Tücken der Argumentation

Jede Interpretationsmethode hat ihre Vor- und Nachteile, hier eine kleine Auswahl:

Einzelinterpretation: Bei der Interpretation von einzelnen Werken kann man einen Text ganz intensiv betrachten und sich wirklich dessen Machart und Bildprogramm widmen. Es besteht nur die Gefahr, dass man zum:r Kritiker:in wird, weil die Interpretation oft als Ziel eine Auf- oder Abwertung des Gegenstandes zur Folge hat, also beispielsweise das Aufwerten von bislang nicht kanonisierten Texten oder das Aufdecken von ideologischen Mängeln.

Diskursanalyse: Das Gegenüberstellen von Texten unterschiedlichster Herkunft hat den Vorteil, überraschende Querverbindungen und Aussagekontinuitäten zu zeigen und Wenig-Bekanntes zu entdecken; der Nachteil besteht aber darin, einzelne Schriften in ihrer Bedeutung überzubewerten. Der New Historicism hat sich diesem Problem selbstbewusst gestellt, indem er immer von Anekdoten ausgeht und aus diesen dann Kontexte erschließt.

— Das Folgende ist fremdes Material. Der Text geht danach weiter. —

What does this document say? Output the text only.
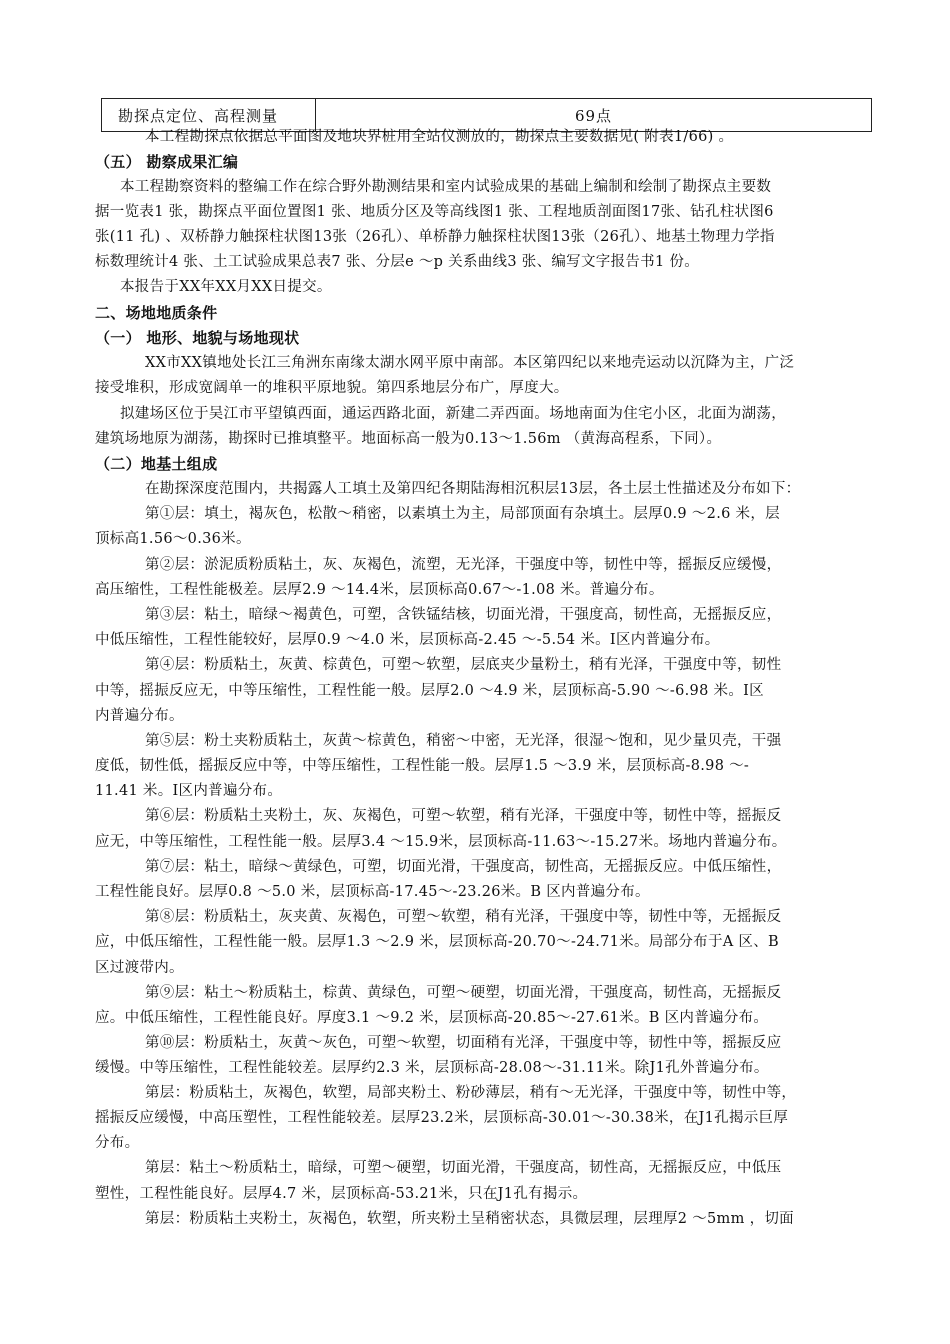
勘探点定位、高程测量	69点
本工程勘探点依据总平面图及地块界桩用全站仪测放的，勘探点主要数据见( 附表1/66) 。
（五） 勘察成果汇编
本工程勘察资料的整编工作在综合野外勘测结果和室内试验成果的基础上编制和绘制了勘探点主要数
据一览表1 张，勘探点平面位置图1 张、地质分区及等高线图1 张、工程地质剖面图17张、钻孔柱状图6
张(11 孔) 、双桥静力触探柱状图13张（26孔）、单桥静力触探柱状图13张（26孔）、地基土物理力学指
标数理统计4 张、土工试验成果总表7 张、分层e ～p 关系曲线3 张、编写文字报告书1 份。
本报告于XX年XX月XX日提交。
二、场地地质条件
（一） 地形、地貌与场地现状
XX市XX镇地处长江三角洲东南缘太湖水网平原中南部。本区第四纪以来地壳运动以沉降为主，广泛
接受堆积，形成宽阔单一的堆积平原地貌。第四系地层分布广，厚度大。
拟建场区位于吴江市平望镇西面，通运西路北面，新建二弄西面。场地南面为住宅小区，北面为湖荡，
建筑场地原为湖荡，勘探时已推填整平。地面标高一般为0.13～1.56m （黄海高程系，下同）。
（二）地基土组成
在勘探深度范围内，共揭露人工填土及第四纪各期陆海相沉积层13层，各土层土性描述及分布如下：
第①层：填土，褐灰色，松散～稍密，以素填土为主，局部顶面有杂填土。层厚0.9 ～2.6 米，层
顶标高1.56～0.36米。
第②层：淤泥质粉质粘土，灰、灰褐色，流塑，无光泽，干强度中等，韧性中等，摇振反应缓慢，
高压缩性，工程性能极差。层厚2.9 ～14.4米，层顶标高0.67～-1.08 米。普遍分布。
第③层：粘土，暗绿～褐黄色，可塑，含铁锰结核，切面光滑，干强度高，韧性高，无摇振反应，
中低压缩性，工程性能较好，层厚0.9 ～4.0 米，层顶标高-2.45 ～-5.54 米。Ⅰ区内普遍分布。
第④层：粉质粘土，灰黄、棕黄色，可塑～软塑，层底夹少量粉土，稍有光泽，干强度中等，韧性
中等，摇振反应无，中等压缩性，工程性能一般。层厚2.0 ～4.9 米，层顶标高-5.90 ～-6.98 米。Ⅰ区
内普遍分布。
第⑤层：粉土夹粉质粘土，灰黄～棕黄色，稍密～中密，无光泽，很湿～饱和，见少量贝壳，干强
度低，韧性低，摇振反应中等，中等压缩性，工程性能一般。层厚1.5 ～3.9 米，层顶标高-8.98 ～-
11.41 米。Ⅰ区内普遍分布。
第⑥层：粉质粘土夹粉土，灰、灰褐色，可塑～软塑，稍有光泽，干强度中等，韧性中等，摇振反
应无，中等压缩性，工程性能一般。层厚3.4 ～15.9米，层顶标高-11.63～-15.27米。场地内普遍分布。
第⑦层：粘土，暗绿～黄绿色，可塑，切面光滑，干强度高，韧性高，无摇振反应。中低压缩性，
工程性能良好。层厚0.8 ～5.0 米，层顶标高-17.45～-23.26米。B 区内普遍分布。
第⑧层：粉质粘土，灰夹黄、灰褐色，可塑～软塑，稍有光泽，干强度中等，韧性中等，无摇振反
应，中低压缩性，工程性能一般。层厚1.3 ～2.9 米，层顶标高-20.70～-24.71米。局部分布于A 区、B
区过渡带内。
第⑨层：粘土～粉质粘土，棕黄、黄绿色，可塑～硬塑，切面光滑，干强度高，韧性高，无摇振反
应。中低压缩性，工程性能良好。厚度3.1 ～9.2 米，层顶标高-20.85～-27.61米。B 区内普遍分布。
第⑩层：粉质粘土，灰黄～灰色，可塑～软塑，切面稍有光泽，干强度中等，韧性中等，摇振反应
缓慢。中等压缩性，工程性能较差。层厚约2.3 米，层顶标高-28.08～-31.11米。除J1孔外普遍分布。
第层：粉质粘土，灰褐色，软塑，局部夹粉土、粉砂薄层，稍有～无光泽，干强度中等，韧性中等，
摇振反应缓慢，中高压塑性，工程性能较差。层厚23.2米，层顶标高-30.01～-30.38米，在J1孔揭示巨厚
分布。
第层：粘土～粉质粘土，暗绿，可塑～硬塑，切面光滑，干强度高，韧性高，无摇振反应，中低压
塑性，工程性能良好。层厚4.7 米，层顶标高-53.21米，只在J1孔有揭示。
第层：粉质粘土夹粉土，灰褐色，软塑，所夹粉土呈稍密状态，具微层理，层理厚2 ～5mm ，切面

Digital Humanities: Auch wenn man damit ganz viel Literatur und gewissermaßen den ‚Höhenkamm‘ zusammen mit seinem ganzen ‚Schotter‘ berücksichtigen kann, hat das ‚distant reading‘ (im Gegensatz zum ‚deep reading‘ der Einzelinterpretation) das offensichtliche Problem, dass man viel Text erfasst, aber wenig Interpretation dazu liefern kann, weil man sich nie mit konkretem Inhalt beschäftigt. Thesen sind, je größer sie sind, meistens falsch oder zumindest nicht ganz richtig.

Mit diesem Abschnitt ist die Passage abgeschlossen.